A crucial part of that interrogation consists in relating it to contemporary theology. For it is ultimately the theological relation which concerns Eikelboom in this book. Catherine Keller’s process theology is charged with stressing the diachronic aspect of rhythm to the expense of the sense of irruption, betraying an over-confidence in the creature’s vision of the whole—a surprising and interesting charge, given Keller’s own intentions (82-84). Eikelboom’s defense of Agamben’s philosophy against theological attacks in chapter 3 is perhaps more generous than what he deserves, and the treatment of Jean-Luc Marion is not developed enough to warrant a section. Yet, throughout, she demonstrates the fruitfulness of the endeavor.
The latter part of the book is devoted to developing a theology of rhythm. The work the of 20th century Jesuit theologian Erich Przywara, in particular his Analogia Entis (Eerdmans, 2014), plays a key role in developing a theologically sensitive understanding of rhythm. As a synthesis of Przywara, Eikelboom’s exposition does a marvelous job of drawing out the dynamic understanding of intra-creaturely life and its relation to the divine. The analogy of being on Pryzwara’s model, Eikelboom shows, is not merely a term for the “in-and-beyond” structure of divine transcendence, but should be understood as “a relation between the movements of the intra-creaturely and the movements of the relationship between God and the intra-creaturely” (160). It should, to put it differently, be understood as the unpredictable rhythm located at the intersection between the rhythms of creaturely life and the rhythms of God’s interaction with and presence in the world.
With Pryzwara’s understanding of analogy, Eikelboom claims to have found an apt metaphysics of rhythm, one which allows one to strike a fine balance between the synchronic and the diachronic, between the rhythmic structures surveyed by univocal vision and the unexpected interruptions of rhythm as it takes its time. Theologically, this is an attempt to get at a subtle understanding of God’s transcendence and immanence. It enables Eikelboom to show how theological renditions of transcendence inspired by Augustine of Hippo and his understanding of rhythm, risk slipping into the construction of univocal hierarchies when they fail to acknowledge how synchronic rhythms are intersected by diachronic ones.

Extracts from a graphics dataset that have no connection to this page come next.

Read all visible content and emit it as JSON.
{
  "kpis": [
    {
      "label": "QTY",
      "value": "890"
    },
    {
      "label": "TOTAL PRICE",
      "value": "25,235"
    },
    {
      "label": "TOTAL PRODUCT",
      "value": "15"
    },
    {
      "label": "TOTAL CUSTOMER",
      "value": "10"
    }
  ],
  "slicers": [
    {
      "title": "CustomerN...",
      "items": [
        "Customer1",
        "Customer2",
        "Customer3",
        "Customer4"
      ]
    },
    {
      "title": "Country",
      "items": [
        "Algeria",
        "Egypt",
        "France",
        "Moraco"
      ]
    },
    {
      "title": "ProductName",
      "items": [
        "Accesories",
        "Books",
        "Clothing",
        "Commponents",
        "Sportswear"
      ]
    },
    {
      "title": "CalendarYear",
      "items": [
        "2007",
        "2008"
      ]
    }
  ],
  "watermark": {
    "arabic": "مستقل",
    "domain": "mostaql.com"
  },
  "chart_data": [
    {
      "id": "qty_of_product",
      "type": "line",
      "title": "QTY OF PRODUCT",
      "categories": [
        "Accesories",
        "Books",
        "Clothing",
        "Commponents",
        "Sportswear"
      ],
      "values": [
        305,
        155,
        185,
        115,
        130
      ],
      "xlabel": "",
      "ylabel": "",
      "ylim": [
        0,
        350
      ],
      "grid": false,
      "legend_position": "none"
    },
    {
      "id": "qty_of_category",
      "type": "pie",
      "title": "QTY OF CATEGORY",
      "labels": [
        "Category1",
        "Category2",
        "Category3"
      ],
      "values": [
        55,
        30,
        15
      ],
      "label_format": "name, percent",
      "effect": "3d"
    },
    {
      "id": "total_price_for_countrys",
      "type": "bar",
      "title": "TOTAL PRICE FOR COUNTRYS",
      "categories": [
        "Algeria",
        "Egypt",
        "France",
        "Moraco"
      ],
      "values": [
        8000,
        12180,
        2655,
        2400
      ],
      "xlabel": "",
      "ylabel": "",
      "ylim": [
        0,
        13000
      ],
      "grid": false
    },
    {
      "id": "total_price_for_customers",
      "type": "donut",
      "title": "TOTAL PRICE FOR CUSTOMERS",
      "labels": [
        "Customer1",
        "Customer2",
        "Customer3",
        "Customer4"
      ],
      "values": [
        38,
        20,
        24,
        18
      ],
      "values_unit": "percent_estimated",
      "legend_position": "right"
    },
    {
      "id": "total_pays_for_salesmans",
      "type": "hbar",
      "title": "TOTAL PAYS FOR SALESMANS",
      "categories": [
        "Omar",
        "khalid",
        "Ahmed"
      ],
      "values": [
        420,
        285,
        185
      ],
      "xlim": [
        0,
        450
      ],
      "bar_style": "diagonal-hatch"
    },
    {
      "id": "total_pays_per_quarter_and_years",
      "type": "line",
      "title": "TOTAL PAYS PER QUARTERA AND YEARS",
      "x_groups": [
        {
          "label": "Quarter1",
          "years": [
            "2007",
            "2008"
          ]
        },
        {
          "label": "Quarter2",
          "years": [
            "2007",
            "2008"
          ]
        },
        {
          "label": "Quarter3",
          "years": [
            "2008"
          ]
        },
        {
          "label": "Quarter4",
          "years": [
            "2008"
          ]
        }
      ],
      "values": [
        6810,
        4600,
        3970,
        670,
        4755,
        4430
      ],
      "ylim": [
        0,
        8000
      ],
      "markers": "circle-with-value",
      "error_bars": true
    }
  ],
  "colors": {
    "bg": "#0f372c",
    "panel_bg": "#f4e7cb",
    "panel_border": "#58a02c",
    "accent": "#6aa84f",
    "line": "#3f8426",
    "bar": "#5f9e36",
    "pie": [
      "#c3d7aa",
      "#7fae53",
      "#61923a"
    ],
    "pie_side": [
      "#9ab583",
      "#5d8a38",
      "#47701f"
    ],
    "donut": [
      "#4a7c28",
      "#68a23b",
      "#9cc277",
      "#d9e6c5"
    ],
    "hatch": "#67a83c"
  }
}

In the two final chapters, Eikelboom touches on the doctrines of creation and salvation, so as to gesture towards where these developments might take us. These chapters are more than applications of abstract philosophical forms to doctrinal matter, and both strike some unexpected chords, though they understandably suffer somewhat from being at once too long and too short.

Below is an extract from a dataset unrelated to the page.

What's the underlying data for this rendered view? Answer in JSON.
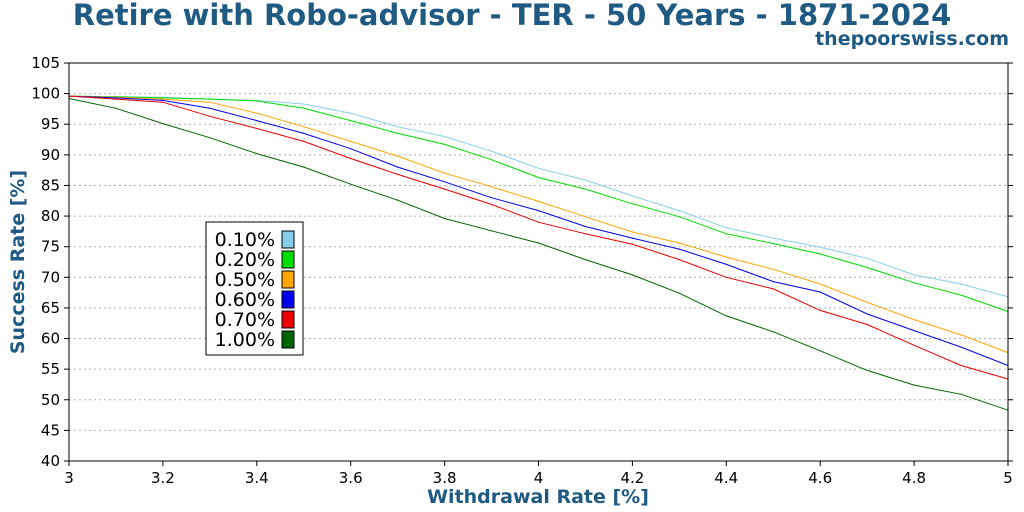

Towards the end of the book, Eikelboom makes a plea for expanding these reflections from the general rhythms of the world to the specific and contextual challenges that concern theologians and the Church today (226). Whether she has discovered a vast mountain of scintillating diamonds awaiting to be excavated by theologians, or whether she perhaps has discovered something slightly more modest than that, she has undoubtedly demonstrated that there is much more to be said about the rhythms at the intersection of creaturely and divine life. This is, indeed, an important, ambitious, and highly original book. I warmly recommend it for theologians and philosophers alike.
Ragnar Misje Bergem is a postdoctoral fellow at MF Norwegian School of Theology, Religion and Society in Oslo, Norway.